My dream was to be a writer and surround myself with words.
For twenty years, I forgot how to make life choices for myself. Much of what I was doing over the years was not what I wanted to do. I was complacent and tolerated my circumstances.
To chart a different course and accept the daunting task of living my dream seemed overwhelming. There were numerous times in my life I wanted to decipher and decode my emotional obstacles, but my uncertainty, circumstances, and poor choices got in the way. I definitely did not derive pleasure from the path I was on.
Perhaps, I was not supposed to let my life lead me; I was supposed to lead it.
Why do I share this? Because it matters. We all have dreams and most of us fail to act on them.
And so, without realizing it—I outran my dream!
How did I do this? Too easily. I ignored what I set out to do. I gave up and went onto other ventures that were not making me happy. For many years I neglected to give myself the freedom and permission to follow my fancies. My days of daydreaming disappeared. Life, with its responsibilities, put blinders on me and I missed my turn to capture my bliss. I was sidetracked by adult duties and dashed right past my dream.
I knew I had to turn around—immediately.
So I stopped allowing myself to be distracted. It was challenging to ignore the different ideas everyone else had for me. When I did tune out their input, it became clear their advice was more appropriate for them—not me. Determining what was best for me was perplexing. I wasn’t sure if purpose in life was something we’re born with or something we could find and foster. Whatever the answer, I was not going to pass by my dream again—even with my adult responsibilities’ badgering me.

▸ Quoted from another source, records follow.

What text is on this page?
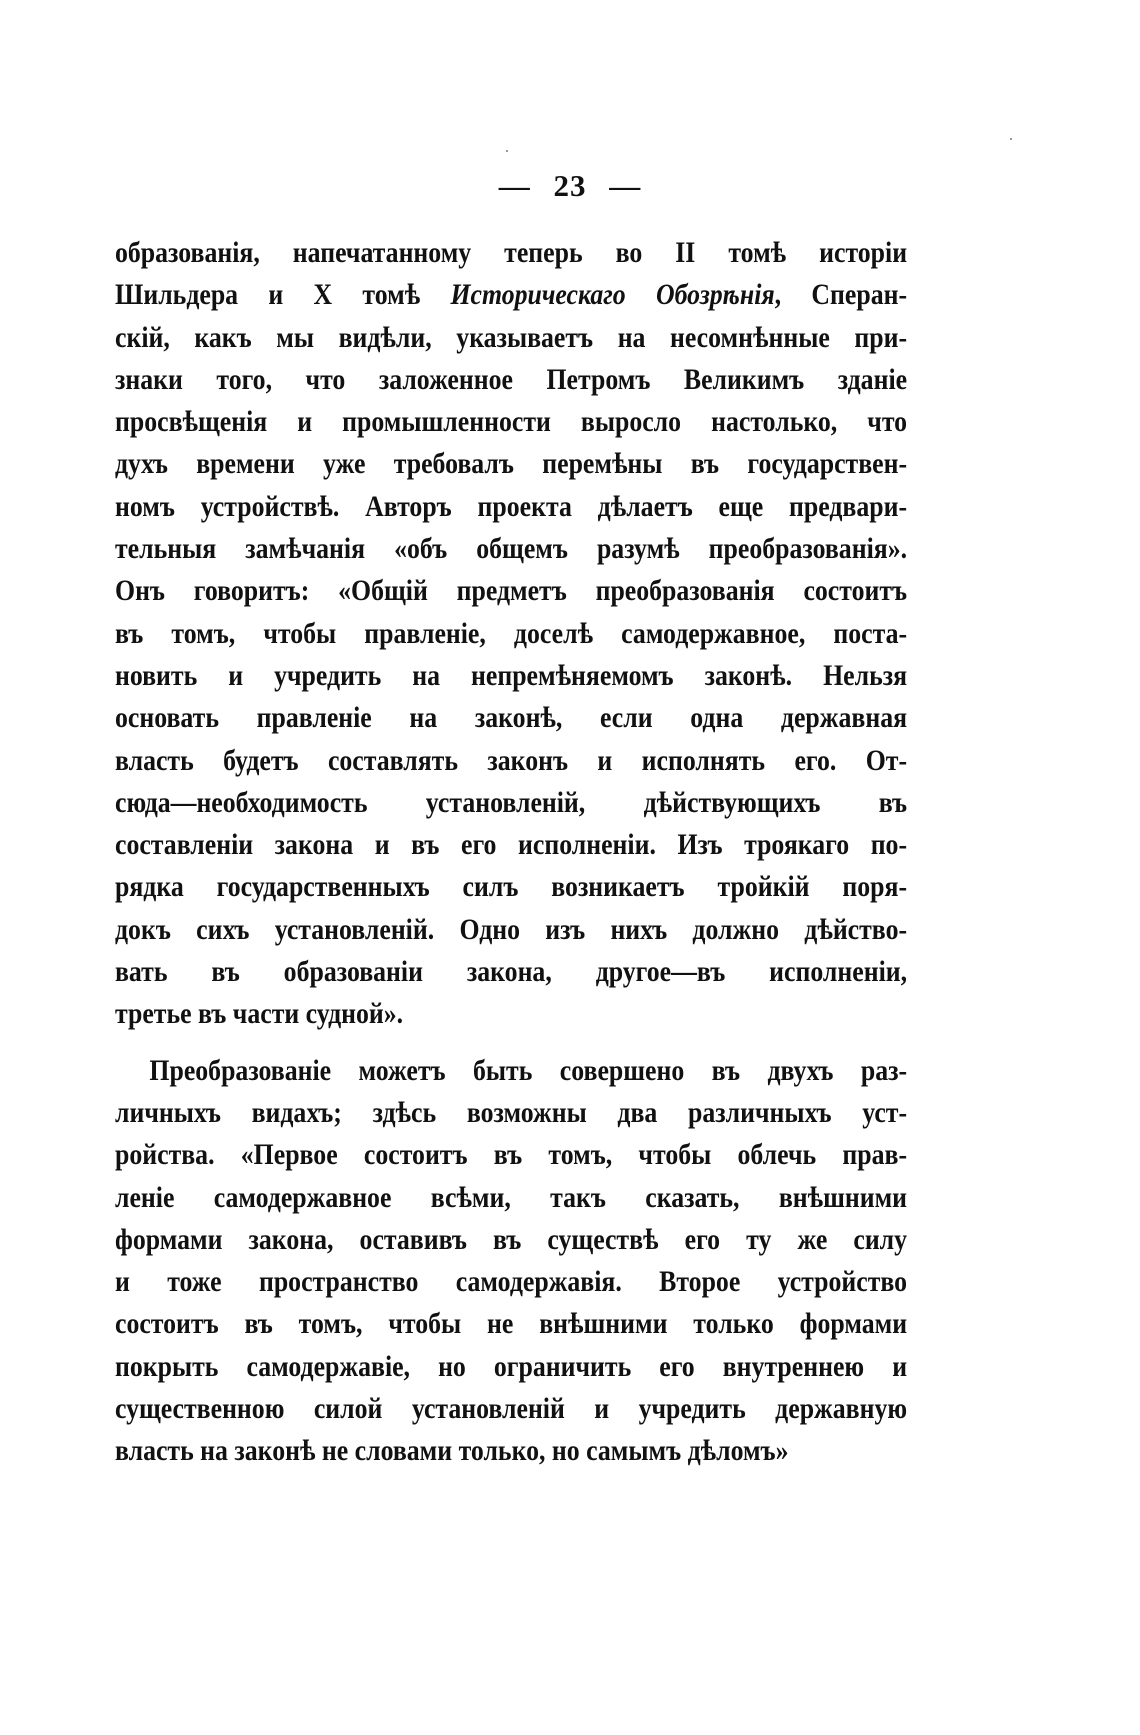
— 23 —
образованія, напечатанному теперь во II томѣ исторіи
Шильдера и X томѣ Историческаго Обозрѣнія, Сперан-
скій, какъ мы видѣли, указываетъ на несомнѣнные при-
знаки того, что заложенное Петромъ Великимъ зданіе
просвѣщенія и промышленности выросло настолько, что
духъ времени уже требовалъ перемѣны въ государствен-
номъ устройствѣ. Авторъ проекта дѣлаетъ еще предвари-
тельныя замѣчанія «объ общемъ разумѣ преобразованія».
Онъ говоритъ: «Общій предметъ преобразованія состоитъ
въ томъ, чтобы правленіе, доселѣ самодержавное, поста-
новить и учредить на непремѣняемомъ законѣ. Нельзя
основать правленіе на законѣ, если одна державная
власть будетъ составлять законъ и исполнять его. От-
сюда—необходимость установленій, дѣйствующихъ въ
составленіи закона и въ его исполненіи. Изъ троякаго по-
рядка государственныхъ силъ возникаетъ тройкій поря-
докъ сихъ установленій. Одно изъ нихъ должно дѣйство-
вать въ образованіи закона, другое—въ исполненіи,
третье въ части судной».
Преобразованіе можетъ быть совершено въ двухъ раз-
личныхъ видахъ; здѣсь возможны два различныхъ уст-
ройства. «Первое состоитъ въ томъ, чтобы облечь прав-
леніе самодержавное всѣми, такъ сказать, внѣшними
формами закона, оставивъ въ существѣ его ту же силу
и тоже пространство самодержавія. Второе устройство
состоитъ въ томъ, чтобы не внѣшними только формами
покрыть самодержавіе, но ограничить его внутреннею и
существенною силой установленій и учредить державную
власть на законѣ не словами только, но самымъ дѣломъ»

I stopped playing by the rules, both societal and generational, and devised my own playbook. I no longer wanted to be stuck, lost and unhappy. My apathy vanished. I began to understand that my perceived failures and the deviations in my life decisions were only minor speed bumps in my race to dreamland.
No fancy tricks—just determination and desire this time: Being alone with my thoughts; Learning new things; Making a difference with words; Feeling no pressure to perform. These four things helped me understand there was an inconsistency between my wants and needs. They were strides toward my dream.
I was finally chasing my dream. My dream is to write and be surrounded by words. These small units of language make me happy, content and satisfied. At the end of each day, I now feel that I have been truly honest and open with myself. It was a wise choice for me to go back to my dream. Today I am living it and it gives me immense pleasure and purpose.
Do not make my mistake and run past your dream. Catch it the first time around!